Thursday, July 20, 2006

Stem-Cell Conference At The Vatican

With the stem-cell research debate heating up in America, it's good to know the Vatican is open-minded to this debate. It even sponsored a conference to discuss this important issue:

By The Universe: A new scientific conference sponsored by the World Federation of Catholic Medical organisations and the Office of the Roman Curia is expected to reveal that Embryonic Stem Cell research is light years away from providing the medical benefits that can be achieved through non-embryonic stem cell research.

Speakers to the conference, which will be held in Rome in September, will present their findings and may also be granted an audience with Pope Benedict. Professor of Regenerative Medicine at Newcastle University Dr Colin McGuckin, who will be speaking about his own research into using the possibilities offered by stem cell research said that by using cord blood from new-born babies, people in need of organ transplants could benefits greatly from the research, which has been developed over the past 15 years in the UK.

"This is better for humanity," he said.

It's definilely better for humanity. Science is what keeps me closer to God and never made me run away from him.

He then adds:

"There are not enough embryonic stem cells available to provide the right tissue type for everyone.
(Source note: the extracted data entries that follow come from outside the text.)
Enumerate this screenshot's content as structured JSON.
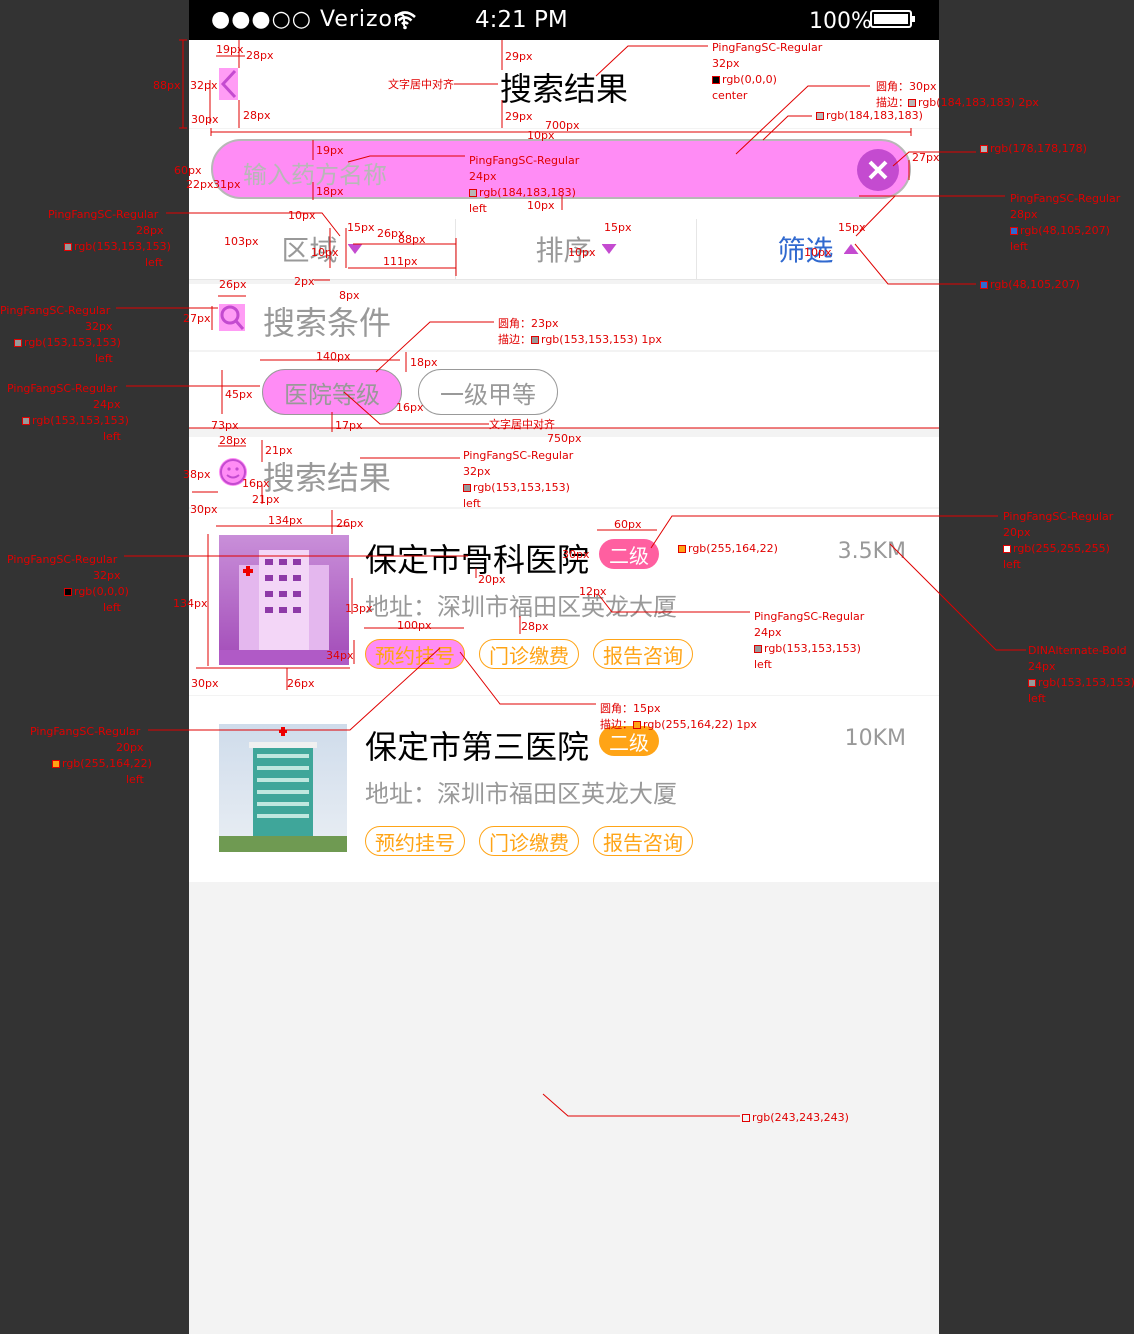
{
  "status_bar": {
    "carrier": "●●●○○ Verizon",
    "time": "4:21 PM",
    "battery": "100%"
  },
  "nav": {
    "title": "搜索结果",
    "back_icon": "chevron-left-icon"
  },
  "search": {
    "placeholder": "输入药方名称",
    "clear_icon": "close-circle-icon"
  },
  "filters": [
    {
      "label": "区域",
      "active": false
    },
    {
      "label": "排序",
      "active": false
    },
    {
      "label": "筛选",
      "active": true
    }
  ],
  "conditions": {
    "heading": "搜索条件",
    "icon": "search-icon",
    "chips": [
      "医院等级",
      "一级甲等"
    ]
  },
  "results": {
    "heading": "搜索结果",
    "icon": "smile-icon"
  },
  "hospitals": [
    {
      "name": "保定市骨科医院",
      "level": "二级",
      "address": "地址：深圳市福田区英龙大厦",
      "distance": "3.5KM",
      "actions": [
        "预约挂号",
        "门诊缴费",
        "报告咨询"
      ]
    },
    {
      "name": "保定市第三医院",
      "level": "二级",
      "address": "地址：深圳市福田区英龙大厦",
      "distance": "10KM",
      "actions": [
        "预约挂号",
        "门诊缴费",
        "报告咨询"
      ]
    }
  ],
  "colors": {
    "page_bg": "#f3f3f3",
    "accent_orange": "#ffa416",
    "filter_active": "#3069cf",
    "gray_text": "#999999",
    "border_gray": "#b8b7b7"
  },
  "annotations": [
    "19px",
    "28px",
    "88px",
    "32px",
    "30px",
    "28px",
    "29px",
    "文字居中对齐",
    "29px",
    "PingFangSC-Regular",
    "32px",
    "rgb(0,0,0)",
    "center",
    "圆角：30px",
    "描边：",
    "rgb(184,183,183)  2px",
    "rgb(184,183,183)",
    "700px",
    "10px",
    "rgb(178,178,178)",
    "27px",
    "19px",
    "60px",
    "PingFangSC-Regular",
    "24px",
    "rgb(184,183,183)",
    "left",
    "22px",
    "31px",
    "18px",
    "10px",
    "PingFangSC-Regular",
    "28px",
    "rgb(48,105,207)",
    "left",
    "PingFangSC-Regular",
    "28px",
    "rgb(153,153,153)",
    "left",
    "10px",
    "15px",
    "26px",
    "88px",
    "103px",
    "10px",
    "111px",
    "15px",
    "10px",
    "15px",
    "10px",
    "rgb(48,105,207)",
    "2px",
    "8px",
    "26px",
    "27px",
    "PingFangSC-Regular",
    "32px",
    "rgb(153,153,153)",
    "left",
    "圆角：23px",
    "描边：",
    "rgb(153,153,153)  1px",
    "140px",
    "18px",
    "45px",
    "16px",
    "PingFangSC-Regular",
    "24px",
    "rgb(153,153,153)",
    "left",
    "73px",
    "17px",
    "文字居中对齐",
    "750px",
    "28px",
    "21px",
    "PingFangSC-Regular",
    "32px",
    "rgb(153,153,153)",
    "left",
    "38px",
    "16px",
    "21px",
    "30px",
    "134px",
    "26px",
    "60px",
    "PingFangSC-Regular",
    "20px",
    "rgb(255,255,255)",
    "left",
    "rgb(255,164,22)",
    "30px",
    "20px",
    "12px",
    "PingFangSC-Regular",
    "32px",
    "rgb(0,0,0)",
    "left",
    "134px",
    "13px",
    "PingFangSC-Regular",
    "24px",
    "rgb(153,153,153)",
    "left",
    "DINAlternate-Bold",
    "24px",
    "rgb(153,153,153)",
    "left",
    "28px",
    "100px",
    "34px",
    "30px",
    "26px",
    "圆角：15px",
    "描边：",
    "rgb(255,164,22)  1px",
    "PingFangSC-Regular",
    "20px",
    "rgb(255,164,22)",
    "left",
    "rgb(243,243,243)"
  ]
}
But with 100 million babies born every year we have a vast supply of cord blood stem cells, which should be able to provide enough tissue for everyone.

"Embryonic stem cell research cannot compete with the benefits of cord blood."

He added: "As I understand it, as a Catholic, we are into forgiveness and understanding and also as a scientist, I promote what I feel is a workable stem cell group - cord blood stem cells. It is not my place to advise the church on policy, but rather to explain to them what the alternatives are and what can be realistically be done with cord blood - which is already a lot."

Read more...

With constructive debate, we can reach a middle ground that would benefit millions of people who are waiting for an advancement in this field of science to cure their diseases.